Direito

22/12/2020 | domtotal.com

Felipe Neto assina TAC para encerrar suposta denúncia violação de direitos das crianças e adolescentes

Youtuber tem 30 dias para fazer autoclassificação dos vídeos e vai produzir conteúdo educativo para orientar pais e entidades

Felipe Neto tem prazo de 30 dias para revisar todo o conteúdo atualmente disponível em seu canal do Youtube
Felipe Neto tem prazo de 30 dias para revisar todo o conteúdo atualmente disponível em seu canal do Youtube (Reprodução/Instagram)

O Ministério Público do Estado do Rio de Janeiro (MPRJ) assinou em reunião virtual um termo de ajustamento de conduta (TAC) com o youtuber Felipe Neto, que se comprometeu a divulgar vídeos sobre classificação dos conteúdos para cada faixa etária, dentre outras recomendações. O empresário foi alvo de denúncias  sobre suposta violação de direitos infanto-juvenis em seus vídeos.

Após denúncia, o MP instaurou o Inquérito Civil nº 11/2020. Análise da equipe técnica do Centro de Apoio Operacional das Promotorias de Justiça da Infância e Juventude concluiu que houve inadequação do conteúdo, com a necessidade da intervenção do MPRJ para adequação da legislação para a efetiva proteção de crianças e adolescentes no ambiente virtual.

 Felipe Neto tem prazo de 30 dias para revisar todo o conteúdo atualmente disponível em seu canal do Youtube, de forma a garantir que conste a classificação indicativa adequada no título de todos seus vídeos. Além disso, o youtuber se comprometeu a publicar vídeo explicando a importância da classificação padronizada pelo Ministério da Justiça em até 60 dias. 

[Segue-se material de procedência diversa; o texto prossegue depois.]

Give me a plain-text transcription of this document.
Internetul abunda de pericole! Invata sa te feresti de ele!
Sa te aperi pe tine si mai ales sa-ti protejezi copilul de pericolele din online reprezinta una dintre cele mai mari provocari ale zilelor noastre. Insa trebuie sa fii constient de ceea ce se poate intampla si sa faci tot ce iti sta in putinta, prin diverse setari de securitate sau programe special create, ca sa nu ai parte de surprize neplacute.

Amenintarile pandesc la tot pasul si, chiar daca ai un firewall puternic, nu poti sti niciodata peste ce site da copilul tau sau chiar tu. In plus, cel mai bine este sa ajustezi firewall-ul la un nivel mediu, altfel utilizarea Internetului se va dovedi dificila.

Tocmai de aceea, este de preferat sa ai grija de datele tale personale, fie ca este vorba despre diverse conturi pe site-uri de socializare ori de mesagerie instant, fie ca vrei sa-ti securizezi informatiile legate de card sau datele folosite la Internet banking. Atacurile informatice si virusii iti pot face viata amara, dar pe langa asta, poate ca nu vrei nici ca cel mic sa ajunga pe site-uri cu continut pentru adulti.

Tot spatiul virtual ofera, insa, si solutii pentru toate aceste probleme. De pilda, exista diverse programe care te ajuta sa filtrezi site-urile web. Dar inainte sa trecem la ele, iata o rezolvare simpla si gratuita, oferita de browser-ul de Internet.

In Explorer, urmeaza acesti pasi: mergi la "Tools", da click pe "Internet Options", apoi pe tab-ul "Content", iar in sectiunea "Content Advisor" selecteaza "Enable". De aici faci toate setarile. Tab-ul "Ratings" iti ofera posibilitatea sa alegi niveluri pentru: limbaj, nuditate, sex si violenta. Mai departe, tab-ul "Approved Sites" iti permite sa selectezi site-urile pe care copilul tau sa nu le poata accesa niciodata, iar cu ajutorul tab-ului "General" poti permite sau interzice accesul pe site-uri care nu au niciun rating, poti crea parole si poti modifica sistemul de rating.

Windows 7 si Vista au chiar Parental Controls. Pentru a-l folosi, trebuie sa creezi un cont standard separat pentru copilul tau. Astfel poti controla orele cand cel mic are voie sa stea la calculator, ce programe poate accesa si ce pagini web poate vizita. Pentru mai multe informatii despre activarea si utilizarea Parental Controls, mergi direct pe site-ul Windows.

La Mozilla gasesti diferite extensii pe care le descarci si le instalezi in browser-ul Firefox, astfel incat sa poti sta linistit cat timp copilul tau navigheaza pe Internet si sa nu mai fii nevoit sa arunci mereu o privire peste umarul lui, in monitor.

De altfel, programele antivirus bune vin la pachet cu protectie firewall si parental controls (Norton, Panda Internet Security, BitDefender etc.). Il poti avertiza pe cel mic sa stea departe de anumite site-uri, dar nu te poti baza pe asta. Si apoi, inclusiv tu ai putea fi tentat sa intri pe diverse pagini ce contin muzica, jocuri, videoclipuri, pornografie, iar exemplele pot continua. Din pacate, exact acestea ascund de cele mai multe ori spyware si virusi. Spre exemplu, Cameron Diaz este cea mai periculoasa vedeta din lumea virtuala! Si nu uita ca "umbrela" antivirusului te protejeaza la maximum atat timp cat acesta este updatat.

Outro compromisso assumido pelo youtuber foi a disponibilização, em até oito meses, de um curso de educação digital gratuito, com viés multidisciplinar sobre controles parentais no manejo da internet por crianças e adolescentes. Felipe Neto também se comprometeu a participar de reuniões e/ou audiências públicas organizadas pelo MPRJ para viabilizar a implementação de mecanismos de controle e de autoclassificação indicativa por parte de produtores de conteúdo.  

“Este é um momento especial para o trabalho do MPRJ, que promove a proteção integral de crianças e adolescentes em qualquer esfera, inclusive no ambiente digital, cibernético. A assinatura do Termo terá grande repercussão social, dentro da perspectiva de conseguirmos obter um resultado prático eficiente", pontuou a promotora de Justiça Rosana Cipriano, titular da 1ª PJTCIJC, que complementou. “Ao assinarem o TAC, ambas as partes estão tendo ganhos, no sentido de chegar a um bom termo, a um ponto que será produtivo para a sociedade."  

Após assinar o TAC digitalmente, Felipe Neto parabenizou o trabalho que o MPRJ vem fazendo na defesa dos direitos de crianças e adolescentes. “Ao longo desse processo, com nossas várias reuniões, fiquei positivamente surpreso e feliz com o esforço do trabalho da instituição neste sentido. Comecei a produzir conteúdo para a internet em 2010, sem jamais imaginar que meus vídeos atingiriam tamanha repercussão. De lá para cá, e ainda mais intensamente nos últimos dois anos, tenho mergulhado em instrução, educação e estudo, para compreender como meu trabalho impacta na vida de uma família, no cotidiano de um jovem. Quero, cada vez mais, compreender esse processo, para poder usá-lo para o bem. E o MPRJ, à luz desse TAC, é um parceiro nessa busca. Quero ser auxílio, nunca um obstáculo. Contem comigo para qualquer coisa em que possa contribuir para levar a educação digital e a conscientização social para todos”, finalizou. 

A solenidade virtual de assinatura do TAC, realizada pela plataforma Teams, contou ainda com as presenças de Leonardo Ribeiro da Luz Fernandes, advogado de Felipe Neto, e do promotor de Justiça Moacir Silva do Nascimento Júnior, do Ministério Público do Estado da Bahia (MPBA), também com uma forte atuação na defesa dos direitos de crianças e adolescentes na internet.